„Ja freilich — wenn du mir mit deiner Generalvollmacht alle Freiheit der Bewegungen rauben wolltest, dann habe ich dich allerdings falsch verstanden,“ fuhr Gisbert höhnisch auf; „du hättest es mir aber wohl kaum übel genommen, wenn ich dir seinerzeit das Doppelte oder Dreifache an Zinsen gutgeschrieben hätte!“
In dem runzeligen Gesichte des Alten wetterleuchtete es, er zog die buschigen Brauen drohend zusammen, paffte grosse Rauchwolken aus seiner Cigarre und begann mit den knochigen Fingern auf dem Tische zu trommeln.
„Wenn — wenn ...! Ja, den Deibel auch! Weisst du, mein Junge, ich nenne so was nu ... na, lassen wir’s jut sein! Ich möchte nur wissen, warum du mir die Jeschichte damals nich jleich jesagt hast!“
„Hätte ich selbstverständlich gethan, wenn du dir damals nicht den Menschen, den Zwillich, mitgebracht hättest. Aber dem gegenüber, wie hätte denn das ausgesehen!?“ rief Gisbert.
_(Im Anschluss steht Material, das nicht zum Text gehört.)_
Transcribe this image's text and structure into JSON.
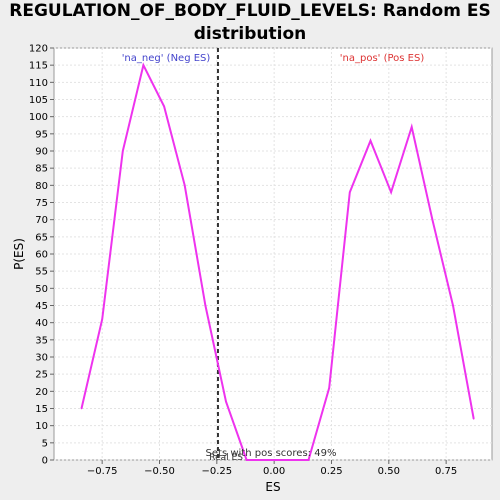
{
  "chart_data": {
    "type": "line",
    "title_lines": [
      "REGULATION_OF_BODY_FLUID_LEVELS: Random ES",
      "distribution"
    ],
    "xlabel": "ES",
    "ylabel": "P(ES)",
    "xlim": [
      -0.96,
      0.95
    ],
    "ylim": [
      0,
      120
    ],
    "x_ticks": [
      -0.75,
      -0.5,
      -0.25,
      0.0,
      0.25,
      0.5,
      0.75
    ],
    "x_tick_labels": [
      "−0.75",
      "−0.50",
      "−0.25",
      "0.00",
      "0.25",
      "0.50",
      "0.75"
    ],
    "y_ticks": [
      0,
      5,
      10,
      15,
      20,
      25,
      30,
      35,
      40,
      45,
      50,
      55,
      60,
      65,
      70,
      75,
      80,
      85,
      90,
      95,
      100,
      105,
      110,
      115,
      120
    ],
    "grid": true,
    "series": [
      {
        "color": "#ee33ee",
        "x": [
          -0.84,
          -0.75,
          -0.66,
          -0.57,
          -0.48,
          -0.39,
          -0.3,
          -0.21,
          -0.12,
          -0.03,
          0.06,
          0.15,
          0.24,
          0.33,
          0.42,
          0.51,
          0.6,
          0.69,
          0.78,
          0.87
        ],
        "y": [
          15,
          41,
          90,
          115,
          103,
          80,
          45,
          17,
          0,
          0,
          0,
          0,
          21,
          78,
          93,
          78,
          97,
          70,
          45,
          12
        ]
      }
    ],
    "annotations": {
      "neg_label": "'na_neg' (Neg ES)",
      "neg_color": "#4444cc",
      "pos_label": "'na_pos' (Pos ES)",
      "pos_color": "#dd3333",
      "real_es_label": "Real ES",
      "real_es_x": -0.245,
      "sets_label": "Sets with pos scores: 49%"
    }
  }
}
„Siehst de woll! Also doch en schlechtes Jewissen jehabt!“
„Ja, Sie haben recht, Herr Döhmke,“ mischte sich nun Lori mit bebender Stimme ein, „aber Sie dürfen ihm jetzt keinen Vorwurf mehr machen aus seinem Mangel an moralischem Mut. In seiner Gewissensnot hat er sich mir anvertraut, und er hat die Folgen ohne Besinnen auf sich genommen. Zuerst war es ja freilich nur die Furcht, Ihr Misstrauen zu erwecken, die ihn dazu trieb, sich selber das grosse gewinnbringende Geschäft zu zerstören, damit er Ihnen die angegebenen Papiere zur richtigen Stunde vorlegen konnte. Er wollte nicht als Lügner vor Ihnen dastehen, sehen Sie — und dann konnte er auch vor mir nicht als Lügner dastehen! Ach, es war ja so gut, dass alles so gekommen ist! Jetzt atmen wir reine Luft — ich darf ihm wieder ganz vertrauen — und er sich selbst! O, Sie glauben nicht, lieber Herr Döhmke, wie froh ich bin, dass wir allen falschen Glanz von unsrem Leben abgestreift haben! Ich würde auch in einer Dachkammer glücklich sein können, wenn ... Nichts macht doch so elend, wie die Lüge!“
Sie hatte sich in eine solche Erregung hineingesprochen, dass ihr am Schlusse die Stimme versagte und ihre schönen Augen sich mit Thränen füllten.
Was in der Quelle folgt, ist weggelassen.